Händels zweiter England-Urlaub
Nur dieser englischen Zeitverschiebung ist es zuzuschreiben, dass der junge Händel seine zweite Londoner Oper Il Pastor fido anno 1712 am Festtag der Heiligen Cäcilie aus der Taufe heben konnte, dem 22.11., während man auf dem Kontinent schon den 5.12. zählte, den Montag nach dem ersten Advent. Die Londoner Musiker ehrten an diesem Tag ihre Schutzheilige, bevor sie abends in Händels Opernorchester saßen. Derweil nutzte sein Hannoveraner Dienstherr, der zukünftige König Georg I. von England, den Advent zum üblichen Jagdausflug nach Göhrde. Seinem Hofkapellmeister Händel hatte der Kurfürst einen zweiten England-Urlaub bewilligt, damit er an den Ufern der Themse durch einen neuerlichen Opernerfolg Werbung für das Haus Hannover machte, vor allem aber, damit er die unberechenbare Queen Anne auskundschaftete.
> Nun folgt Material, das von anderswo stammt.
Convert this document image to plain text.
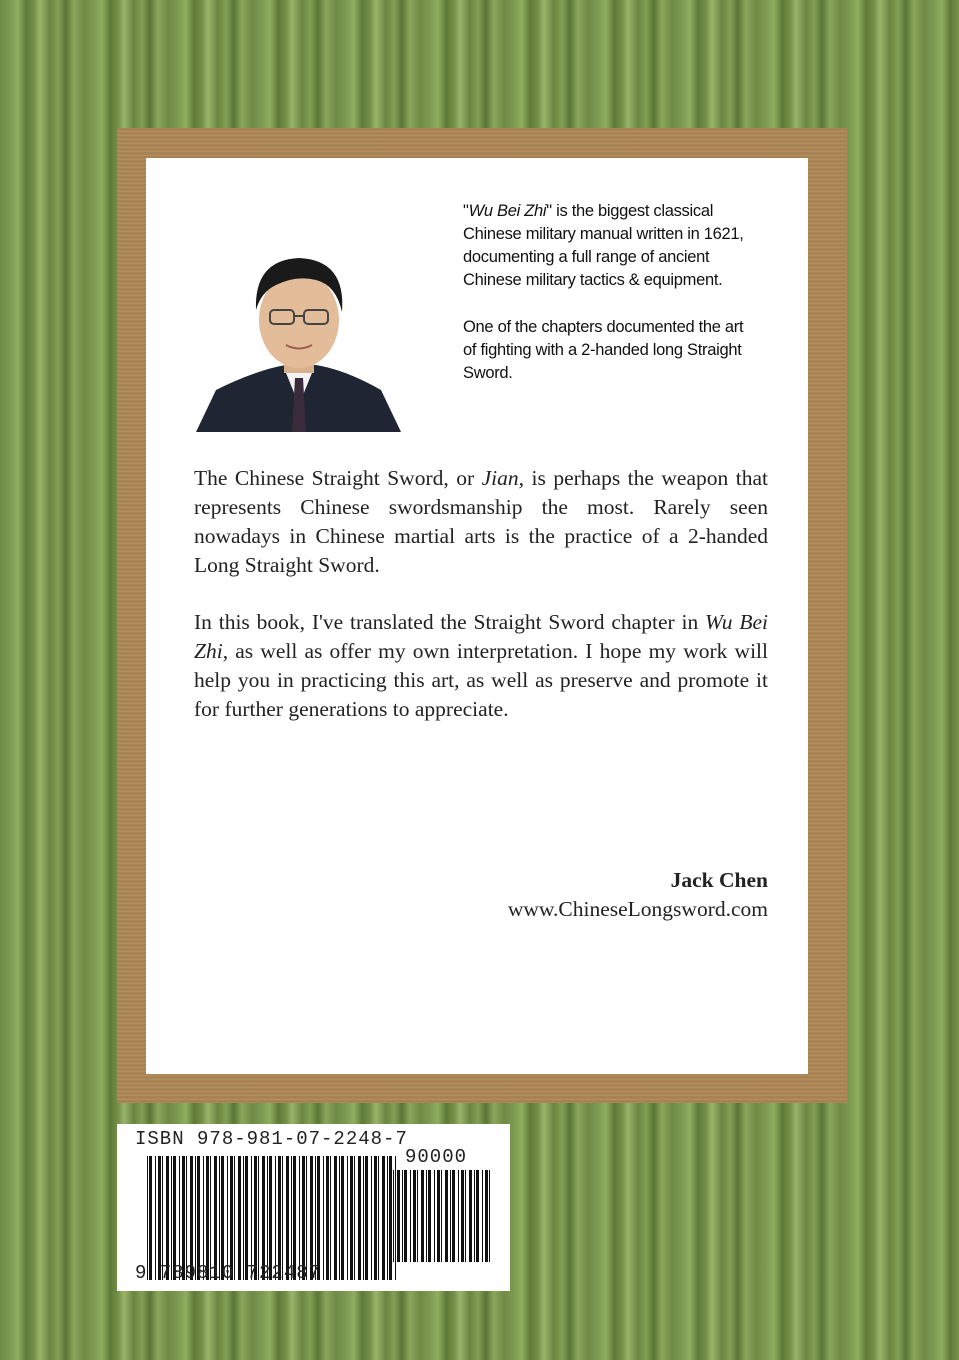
"Wu Bei Zhi" is the biggest classical Chinese military manual written in 1621, documenting a full range of ancient Chinese military tactics & equipment.

One of the chapters documented the art of fighting with a 2-handed long Straight Sword.

The Chinese Straight Sword, or Jian, is perhaps the weapon that represents Chinese swordsmanship the most. Rarely seen nowadays in Chinese martial arts is the practice of a 2-handed Long Straight Sword.

In this book, I've translated the Straight Sword chapter in Wu Bei Zhi, as well as offer my own interpretation. I hope my work will help you in practicing this art, as well as preserve and promote it for further generations to appreciate.

Jack Chen
www.ChineseLongsword.com
ISBN 978-981-07-2248-7
90000
9 789810 722487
Als ihr designierter Nachfolger war der Kurfürst aus Niedersachsen bei den Engländern denkbar unbeliebt. Umso genauer musste man alle Intrigen bei Hofe beobachten, und wem hätten sich leichter die Türen von Whitehall geöffnet als einem genialen Musiker wie Händel? Der Hallenser hatte derweil Sorgen mit der Primadonna seiner neuen Oper. Ende Oktober 1712 war sie noch nicht in London eingetroffen, wie der Philosoph Leibniz in einem Brief aus London lesen konnte: „Die Pilota ist nicht überkommen, … der Hannoversche Capellmeister Hr. Händel sagte, daß sie schon auf der Reise u. sehr verlanget, weilen die Opera balt angehen würde.“ Mit anderen Worten: Einen Monat vor der Uraufführung war die Primadonna noch nicht in London eingetroffen!
Hirtenoper zu Weihnachten
Das verspätete Eintreffen der Pilota war nicht der einzige Grund dafür, warum Händel mit Il Pastor fido nicht an den rauschenden Erfolg seines Rinaldo vom Vorjahr anknüpfen konnte. Owen Swiney, der Intendant des Queen's Theatre, stattete Händels Hirtenoper mit alten Kostümen und einem Einheitsbühnenbild aus: „Das Bühnenbild stellte nur die Landschaft von Arkadien dar, die Kostüme waren alt, und die Oper war kurz", notierte ein enttäuschter Augenzeuge. Es war eine Sparproduktion, damit man sich die aufwendigen „Special effects" von Händels nächster Oper Teseo auch leisten konnte. Auf der Bühne fehlten die großen Sängerstars wie der Altkastrat Nicolini. Zudem konnte das Publikum mit den erlauchten Schäferdialogen im Stil der römischen Accademia dell'Arcadia nichts anfangen. Für seine treuen Hirten hatte Händel die schönsten Pastoralarien aus seinen römischen Kantaten und Serenaden der Jahre 1707 und 1708 wieder aufleben lassen, doch fehlte dafür in London das erlauchte römische Publikum. Den Engländern waren diese Heldinnen und Helden zu aseptisch, ihre Dialoge zu spannungsarm. Selbst Händels schönste Melodien konnten die Hirtengespräche nach Guarini nicht in eine Oper aus Fleisch und Blut verwandeln. Zumindest an Weihnachten hätten die Londoner eine Parallele zwischen den Hirten aus Arkadien und den Hirten an der Krippe ziehen können. In Rom wäre derlei selbstverständlich gewesen, doch in London traf Händels Hirtenoper auf taube Ohren.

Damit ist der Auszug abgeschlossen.